Now the whole world knows: Olga Tokarczuk has become the first Polish writer to win the Man Booker International Prize, for her novel Flights. The Man Booker press release called it “a novel of linked fragments from the 17th century to the present day, connected by themes of travel and human anatomy.” The prize was announced this week during a ceremony in London.

Croft ,Tokarczuk, Testard (Photo: Boris Dralyuk)

“Tokarczuk is a writer of wonderful wit, imagination and literary panache,” Lisa Appignanesi, who led the panel of judges, said in a statement.  She added that the novel “flies us through a galaxy of departures and arrivals, stories and digressions, all the while exploring matters close to the contemporary and human predicament — where only plastic escapes mortality.”

The £50,000 prize for best translated fiction from around the world will be shared with translator Jennifer Croft.

I heard the news from an unusual source: the boyfriend of Jennifer Croft is my colleague and editor at the Los Angeles Review of Books, Boris Dralyuk. We’ve written about him here and here. He’s over the moon, obviously and almost literally, as he’d just flown from Los Angeles when we exchanged messages, and 30,000 feet is as close as any of us will get to that chilly orb.

Wise words from Daniel

It was cheering news to others who attended the ceremony as well. Daniel Medin of the American University in Paris wrote me: “I’m delighted by the result. Flights is an original and formally adventurous novel. Great translation, too.” Daniel is associate director of the AUP’s Center for Writers and Translators and one of the editors of its Cahiers Series. He is also co-editor of Music & Literature magazine and a contributing editor to The White Review. He also tells me he’s now on the jury for the Berlin-based Haus der Kulturen der Welt  Internationaler Literaturpreis. (We’ve written about him here and here.)

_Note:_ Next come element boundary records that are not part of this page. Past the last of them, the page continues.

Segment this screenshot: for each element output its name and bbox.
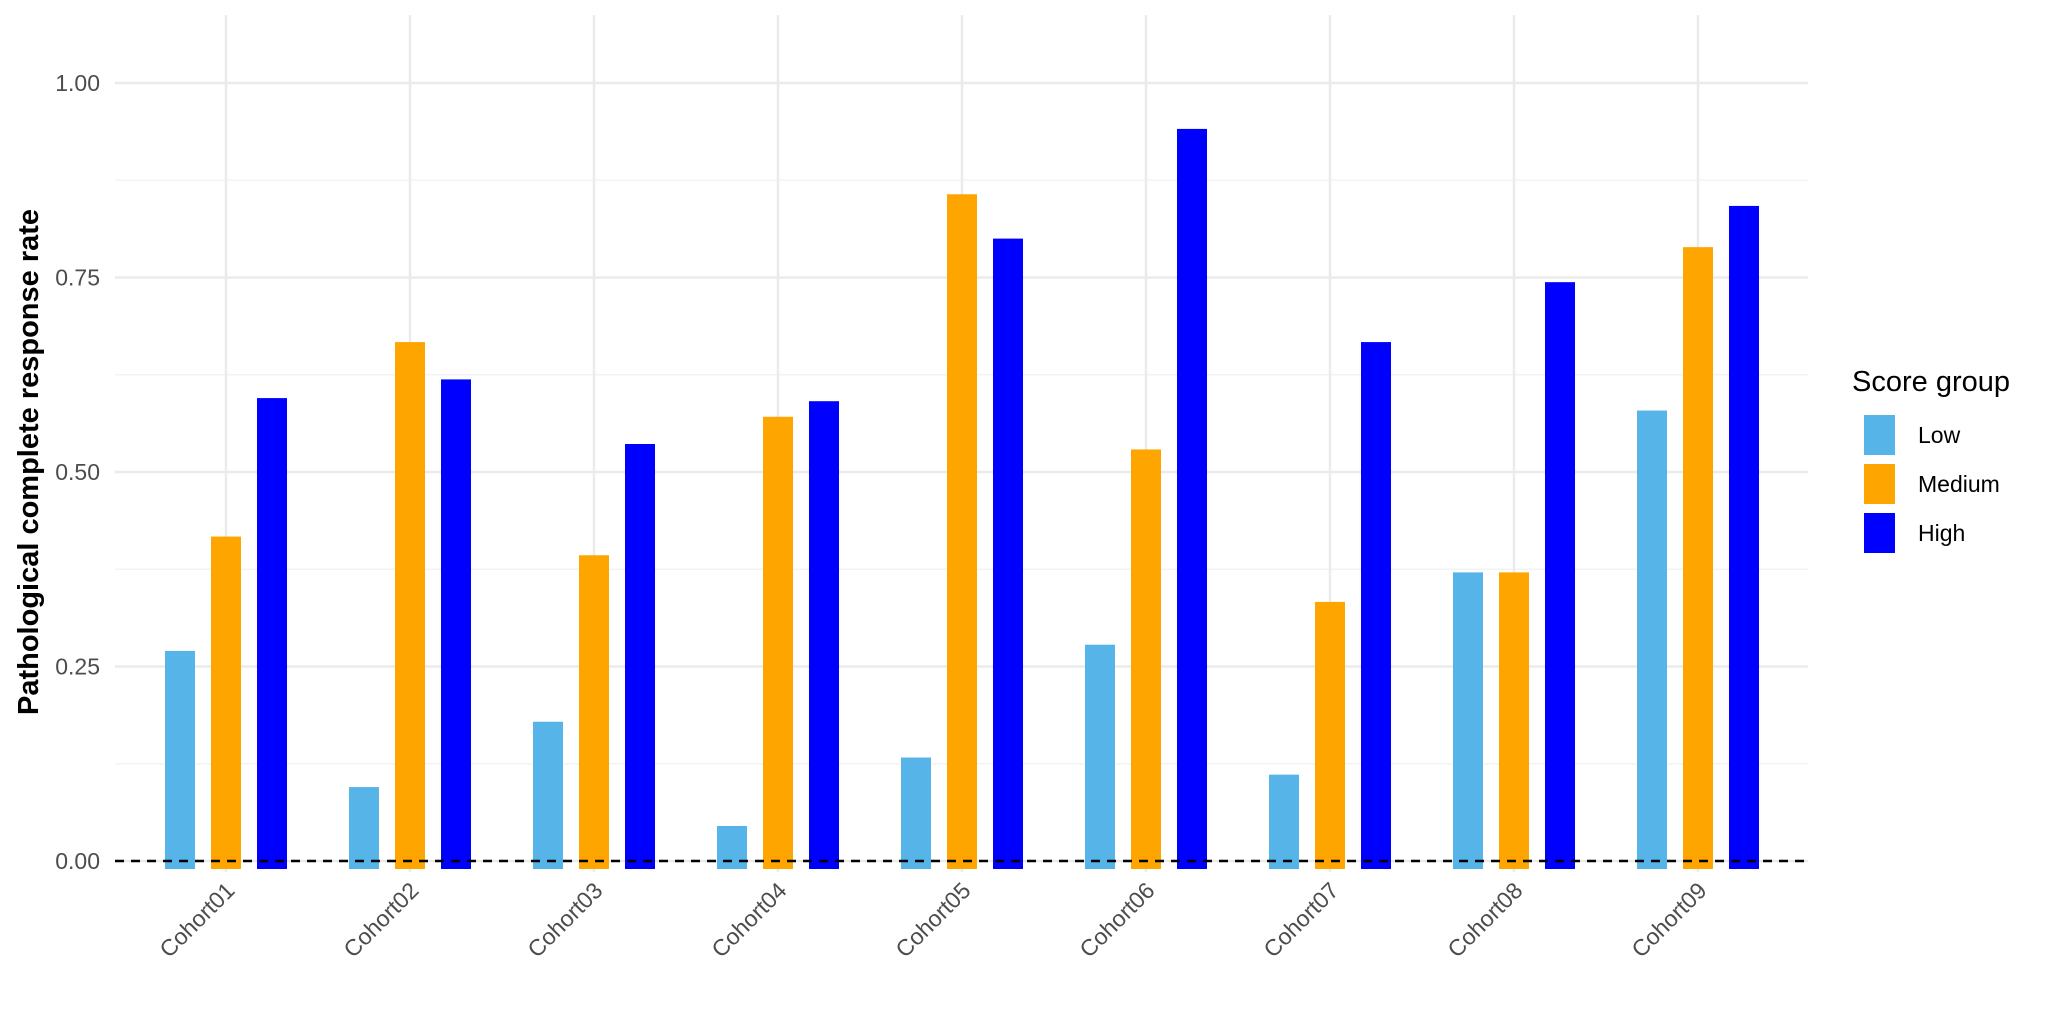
- bar-cohort05-medium: [947, 194, 977, 869]
- y-tick-label: 0.00: [55, 848, 100, 874]
- y-tick-label: 0.75: [55, 265, 100, 291]
- legend-label-high: High: [1918, 520, 1965, 546]
- bar-cohort06-medium: [1131, 449, 1161, 869]
- bar-cohort08-medium: [1499, 572, 1529, 869]
- legend-title: Score group: [1852, 366, 2010, 398]
- y-axis-label: Pathological complete response rate: [13, 209, 45, 715]
- bar-cohort04-high: [809, 401, 839, 869]
- bar-cohort03-medium: [579, 555, 609, 869]
- bar-cohort05-low: [901, 757, 931, 869]
- x-tick-label: Cohort09: [1626, 877, 1711, 962]
- bar-cohort06-high: [1177, 128, 1207, 870]
- y-tick-label: 0.25: [55, 654, 100, 680]
- bar-cohort01-medium: [211, 536, 241, 869]
- x-tick-label: Cohort05: [890, 877, 975, 962]
- bar-cohort06-low: [1085, 644, 1115, 869]
- bar-cohort07-medium: [1315, 601, 1345, 869]
- x-tick-label: Cohort06: [1074, 877, 1159, 962]
- bar-cohort02-high: [441, 379, 471, 869]
- legend-label-medium: Medium: [1918, 471, 2000, 497]
- bar-cohort09-low: [1637, 410, 1667, 869]
- x-tick-label: Cohort01: [154, 877, 239, 962]
- y-tick-label: 0.50: [55, 459, 100, 485]
- bar-cohort03-high: [625, 443, 655, 869]
- legend-key-low: [1864, 415, 1895, 455]
- bar-cohort01-high: [257, 398, 287, 869]
- y-tick-label: 1.00: [55, 70, 100, 96]
- bar-cohort07-low: [1269, 774, 1299, 869]
- bar-cohort09-high: [1729, 205, 1759, 869]
- legend-key-medium: [1864, 464, 1895, 504]
- bar-cohort02-low: [349, 787, 379, 869]
- x-tick-label: Cohort08: [1442, 877, 1527, 962]
- bar-cohort08-high: [1545, 282, 1575, 870]
- bar-cohort03-low: [533, 721, 563, 869]
- x-tick-label: Cohort03: [522, 877, 607, 962]
- bar-cohort04-low: [717, 825, 747, 869]
- x-tick-label: Cohort07: [1258, 877, 1343, 962]
- x-tick-label: Cohort02: [338, 877, 423, 962]
- bar-cohort04-medium: [763, 416, 793, 869]
- bar-cohort02-medium: [395, 342, 425, 870]
- legend-key-high: [1864, 513, 1895, 553]
- x-tick-label: Cohort04: [706, 877, 791, 962]
- legend-label-low: Low: [1918, 422, 1961, 448]
- bar-cohort07-high: [1361, 342, 1391, 870]
- bar-cohort09-medium: [1683, 247, 1713, 869]
- bar-cohort01-low: [165, 650, 195, 869]
- bar-cohort05-high: [993, 238, 1023, 870]
- bar-cohort08-low: [1453, 572, 1483, 869]
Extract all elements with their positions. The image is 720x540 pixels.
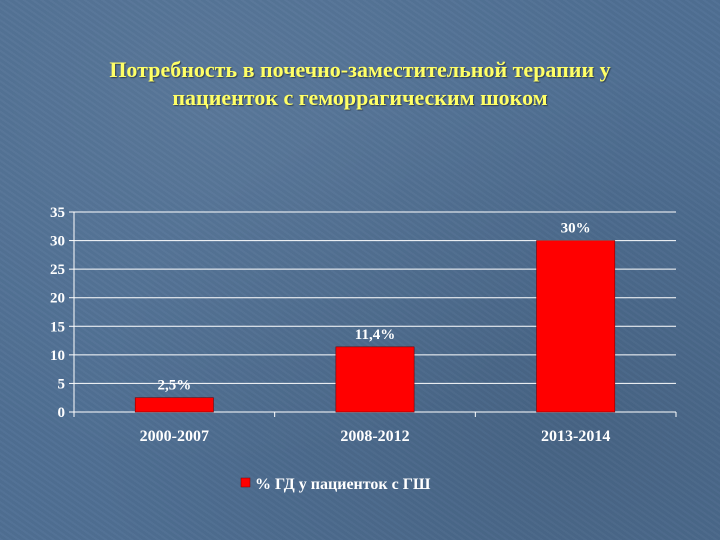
- bar: [335, 346, 415, 413]
- labels: 2,5% 2000-2007 11,4% 2008-2012 30% 2013-2014: [140, 221, 611, 445]
- data-label: 11,4%: [355, 327, 395, 343]
- bars: [134, 240, 616, 413]
- bar: [536, 240, 616, 413]
- legend: % ГД у пациенток с ГШ: [240, 476, 431, 493]
- title-line-1: Потребность в почечно-заместительной тер…: [109, 57, 611, 82]
- legend-label: % ГД у пациенток с ГШ: [255, 476, 431, 493]
- category-label: 2000-2007: [140, 428, 209, 445]
- y-tick-label: 25: [50, 262, 65, 278]
- data-label: 30%: [561, 221, 591, 237]
- legend-swatch: [240, 477, 251, 488]
- title-line-2: пациенток с геморрагическим шоком: [172, 85, 548, 110]
- y-tick-label: 30: [50, 234, 65, 250]
- y-tick-label: 5: [58, 376, 66, 392]
- slide-title: Потребность в почечно-заместительной тер…: [40, 56, 680, 112]
- y-tick-label: 0: [58, 405, 66, 421]
- data-label: 2,5%: [157, 378, 191, 394]
- category-label: 2013-2014: [541, 428, 610, 445]
- bar: [134, 397, 214, 413]
- category-label: 2008-2012: [340, 428, 409, 445]
- y-tick-label: 15: [50, 319, 65, 335]
- y-tick-label: 35: [50, 205, 65, 221]
- y-tick-label: 10: [50, 348, 65, 364]
- y-tick-label: 20: [50, 291, 65, 307]
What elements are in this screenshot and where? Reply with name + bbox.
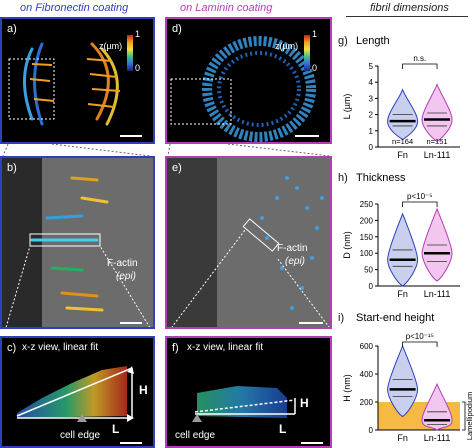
category-label: Fn: [397, 289, 408, 299]
y-axis-label: L (µm): [342, 94, 352, 120]
height-chart-title: Start-end height: [356, 312, 435, 324]
significance-bracket: [402, 63, 438, 69]
panel-d-laminin-image: d) 1 z(µm) 0: [165, 17, 332, 144]
y-tick-label: 100: [360, 249, 374, 258]
fibril-dimensions-header: fibril dimensions: [370, 2, 449, 14]
height-violin-chart: 0 200 400 600 H (nm) Fn Ln-111 p<10⁻¹⁵ Lamellipo…: [342, 332, 474, 443]
panel-e-label: e): [172, 162, 182, 174]
z-max-label: 1: [312, 29, 318, 39]
fibronectin-header: on Fibronectin coating: [20, 2, 129, 14]
y-axis-label: D (nm): [342, 231, 352, 259]
factin-label: F-actin: [107, 258, 138, 269]
significance-label: n.s.: [413, 54, 426, 63]
z-min-label: 0: [312, 63, 318, 73]
thickness-chart-title: Thickness: [356, 172, 406, 184]
xz-view-label: x-z view, linear fit: [187, 342, 264, 353]
laminin-header: on Laminin coating: [180, 2, 273, 14]
panel-i-label: i): [338, 312, 345, 324]
category-label: Ln-111: [424, 433, 451, 443]
category-label: Ln-111: [424, 150, 451, 160]
zoom-connectors: [2, 144, 331, 156]
y-tick-label: 0: [369, 426, 374, 435]
factin-label: F-actin: [277, 243, 308, 254]
height-symbol: H: [139, 383, 148, 397]
panel-e-laminin-zoom: e) F-actin (epi): [165, 156, 332, 329]
category-label: Fn: [397, 433, 408, 443]
z-max-label: 1: [135, 29, 141, 39]
y-tick-label: 0: [369, 143, 374, 152]
scale-bar: [120, 322, 142, 324]
lamellipodium-label: Lamellipodium: [465, 392, 474, 440]
length-chart-title: Length: [356, 35, 390, 47]
xz-view-label: x-z view, linear fit: [22, 342, 99, 353]
violin-ln: [421, 382, 453, 431]
significance-label: p<10⁻⁵: [407, 192, 433, 201]
n-label-fn: n=164: [392, 137, 413, 146]
panel-c-label: c): [7, 342, 17, 354]
panel-f-label: f): [172, 342, 179, 354]
thickness-violin-chart: 0 50 100 150 200 250 D (nm) Fn Ln-111 p<10⁻⁵: [342, 192, 460, 299]
scale-bar: [301, 442, 323, 444]
y-tick-label: 200: [360, 216, 374, 225]
z-min-label: 0: [135, 63, 141, 73]
y-tick-label: 200: [360, 398, 374, 407]
y-tick-label: 150: [360, 233, 374, 242]
violin-fn: [387, 344, 419, 418]
n-label-ln: n=151: [427, 137, 448, 146]
panel-c-xz-view: c) x-z view, linear fit H L cell edge: [0, 336, 155, 448]
scale-bar: [295, 135, 319, 137]
scale-bar: [120, 442, 142, 444]
y-axis-label: H (nm): [342, 374, 352, 402]
y-tick-label: 50: [364, 266, 373, 275]
scale-bar: [299, 322, 323, 324]
length-symbol: L: [279, 422, 287, 436]
y-tick-label: 1: [369, 127, 374, 136]
panel-a-fibronectin-image: a) 1 z(µm) 0: [0, 17, 155, 144]
panel-a-label: a): [7, 23, 17, 35]
y-tick-label: 0: [369, 282, 374, 291]
panel-f-xz-view: f) x-z view, linear fit H L cell edge: [165, 336, 332, 448]
significance-bracket: [402, 341, 438, 347]
significance-bracket: [402, 201, 438, 207]
y-tick-label: 400: [360, 370, 374, 379]
z-colorbar: [304, 35, 310, 71]
scale-bar: [120, 135, 142, 137]
y-tick-label: 4: [369, 78, 374, 87]
category-label: Ln-111: [424, 289, 451, 299]
panel-d-label: d): [172, 23, 182, 35]
cell-edge-label: cell edge: [60, 430, 101, 441]
header-divider: [346, 16, 468, 17]
cell-edge-label: cell edge: [175, 430, 216, 441]
panel-h-label: h): [338, 172, 348, 184]
factin-sub-label: (epi): [116, 271, 137, 282]
z-unit-label: z(µm): [275, 41, 299, 51]
y-tick-label: 600: [360, 342, 374, 351]
panel-g-label: g): [338, 35, 348, 47]
lamellipodium-brace: [462, 401, 466, 431]
y-tick-label: 3: [369, 94, 374, 103]
y-tick-label: 250: [360, 200, 374, 209]
height-symbol: H: [300, 396, 309, 410]
length-symbol: L: [112, 422, 120, 436]
category-label: Fn: [397, 150, 408, 160]
y-tick-label: 5: [369, 62, 374, 71]
length-violin-chart: 0 1 2 3 4 5 L (µm) Fn Ln-111 n.s. n=164 n=151: [342, 54, 460, 160]
z-colorbar: [127, 35, 133, 71]
panel-b-label: b): [7, 162, 17, 174]
factin-sub-label: (epi): [285, 256, 306, 267]
y-tick-label: 2: [369, 111, 374, 120]
z-unit-label: z(µm): [99, 41, 123, 51]
significance-label: p<10⁻¹⁵: [406, 332, 434, 341]
panel-b-fibronectin-zoom: b) F-actin (epi): [0, 156, 155, 329]
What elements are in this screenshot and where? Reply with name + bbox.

He continued, “I’ve taught an earlier novel by Tokarczuk – also in a wonderful translation, in this case by Antonia Lloyd-Jones – in my course on Central European literature and history. Her fiction clearly belongs in that tradition.”

Boris at Pushkin House

But in the applause for the author (and in this case translator, too), many forget the role of the publisher. Not Daniel, who also had praise for Fitzcarraldo Editions and its founding publisher Jacques Testard, with whom he has worked closely at The White Review for many years. “He is the best thing that has happened to the anglophone literary world in years. Firstly, for co-founding The White Review, which helped launch the careers of so many compelling English-language writers in the UK and in translation. Then, for Fitzcarraldo, which has brought the work of intrepid writers like John Keene, Kate Briggs and Claire-Louise Bennett to a larger audience. These are the first three that came to mind but his list is strong across the board, and includes of course many works in translation.

“It’s extraordinary that his books have won the Nobel and Man Booker International within a few years of launching. The best part’s that this is only the beginning. Jacques is playing the long game: his first translated title was by Mathias Enard, a finalist last year who will be eligible with his forthcoming novel, Tell Them of Battles, Kings, and Elephants.

“Fitzcarraldo should be competitive next year with Esther Kinsky‘s remarkable novel, River. (Incidentally, Kinsky translated Flights into German and won a major prize for her rendering of Tokarczuk’s House of Day, House of Night.)”

And Boris was doing double-time, too: during his week in London, he celebrated his new Ten Poems from Russia (Candlestick Press) with a reading at the Pushkin House.